Ehrungen: Welch ein Kontrast zwischen Österreich und Deutschland!

Kommentar

Unter uns gesagt

(Wien/Erfurt/Krefeld, 12. Februar 2020)
Da es noch so schön nah und authentisch ist, werfen wir einen Blick voraus auf die – welch ein Wort in dem Zusammenhang – Ehrung  der deutschen Senioren-Leichtathleten des Jahres 2019. Sie müssen sich geradezu klein und erbärmlich vorkommen, wenn sie gestern auf Lampis gelesen und auf 162 Fotos gesehen haben, wie unseren österreichischen Nachbarn auch ihre beiden besten Masters gebührend feiern und hochleben lassen. Das hat fürwahr etwas mit Wertschätzung und Anerkennung zu tun, sie genauso zu behandeln wie die ausgezeichneten Athleten/innen in den jüngeren Leistungsklassen. Davon kann sich der nach eigener, allzu hochtrabender, selbstbeweihräuchernder Angabe ach so innovative Deutsche Leichtathletik-Verband (DLV) nicht nur eine dicke Scheibe abschneiden. Besser, er nimmt sinnbildlich gleich die ganze Wurst.

Eine lieb- und würdelose „Zeremonie“

Derweil werden Silke Schmidt (*1959/W60) von Mettmann Sport und mein ehemaliger Teamkamerad Herbert E.Müller (*1929/M90; jeweils im Bild) von der LAV Bayer Uerdingen/Dormagen im Rahmen der Deutschen Senioren-Hallenmeisterschaften vom 28.Februar bis 01.März 2020 in Erfurt irgendwann während laufender Wettbewerbe unbemerkt von einer breiteren Öffentlichkeit am Rande der Bande „ausgezeichnet“. Wenn’s hoch kommt, erfolgt während des feuchten Händedrucks eines zweitrangigen ehren- oder hauptamtlichen DLV-Funktionärs sowie der Übergabe von Blumenstrauß und Urkunde eine Ansage über die Hallen-Lautsprecher.
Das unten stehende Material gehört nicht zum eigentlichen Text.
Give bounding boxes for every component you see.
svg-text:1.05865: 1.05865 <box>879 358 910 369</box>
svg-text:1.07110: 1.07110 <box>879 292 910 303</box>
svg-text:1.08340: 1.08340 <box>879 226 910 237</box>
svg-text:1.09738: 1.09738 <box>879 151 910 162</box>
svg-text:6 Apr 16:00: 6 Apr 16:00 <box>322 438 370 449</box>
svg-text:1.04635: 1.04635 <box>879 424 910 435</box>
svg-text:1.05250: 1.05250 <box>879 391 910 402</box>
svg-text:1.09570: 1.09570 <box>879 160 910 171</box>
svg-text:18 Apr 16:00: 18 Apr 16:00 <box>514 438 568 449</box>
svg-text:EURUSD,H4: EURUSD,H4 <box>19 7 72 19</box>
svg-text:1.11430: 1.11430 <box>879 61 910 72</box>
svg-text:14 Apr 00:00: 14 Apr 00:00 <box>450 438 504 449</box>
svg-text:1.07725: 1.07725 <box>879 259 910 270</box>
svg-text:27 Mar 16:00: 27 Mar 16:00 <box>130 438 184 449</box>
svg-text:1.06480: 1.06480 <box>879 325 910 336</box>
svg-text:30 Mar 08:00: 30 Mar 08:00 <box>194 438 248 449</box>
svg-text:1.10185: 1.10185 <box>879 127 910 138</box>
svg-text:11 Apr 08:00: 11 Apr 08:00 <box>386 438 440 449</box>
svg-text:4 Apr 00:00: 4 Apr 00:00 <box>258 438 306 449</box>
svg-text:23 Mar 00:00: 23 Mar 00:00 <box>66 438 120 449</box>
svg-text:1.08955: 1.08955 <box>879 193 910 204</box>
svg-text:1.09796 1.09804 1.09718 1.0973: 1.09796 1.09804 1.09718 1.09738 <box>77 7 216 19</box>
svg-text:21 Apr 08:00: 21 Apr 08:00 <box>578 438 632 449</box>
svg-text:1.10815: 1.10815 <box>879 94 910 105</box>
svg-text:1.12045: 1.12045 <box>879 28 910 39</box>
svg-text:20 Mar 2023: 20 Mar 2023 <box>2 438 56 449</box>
Lieb- und würdeloser geht es nimmer mehr. Das kommt nicht einem Affront verdächtig nahe, das ist einer.

Auszeichnung abschaffen oder in berufenere Hände übergeben

Aus jahrelanger eigener Erfahrung weiß ich, dass Aktive drumherum viel zu sehr mit sich selbst beschäftig sind und von dem "Festakt" keinerlei Notiz nehmen. Noch viel weniger, dass der ohnehin umstrittene DLV-Präsident Jürgen Kessing (im Bild) sich aus der Provinz von Bietigheim-Bissingen mal auf Schönwetter machend in die aus seiner Sicht vermutlich noch tieferen Niederungen der Senioren-Leichtathletik herablassen würde. Aber der tummelt sich ja lieber an den großen Schauplätzen der einstigen, mächtig in Verruf gekommenen olympischen Kernsportart und gibt da – nett formuliert – eigenartige Statements ab.
Ehrlicher wäre es, auf eine solche Auszeichnung gänzlich zu verzichten oder sie in berufenere Hände zu übergeben. Denn auch das Auswahlverfahren gehörte auf den Prüfstand und geändert. Auch in der Hinsicht könnte eine Anleihe in Österreich genommen werden. Wofür haben wir eine EU?
So ist's zu unseren alpenländischen Vorzeige-Nachbarn ein Kontrastprogramm und Armutszeugnis ohnegleichen. Schlechterdings unterirdisch!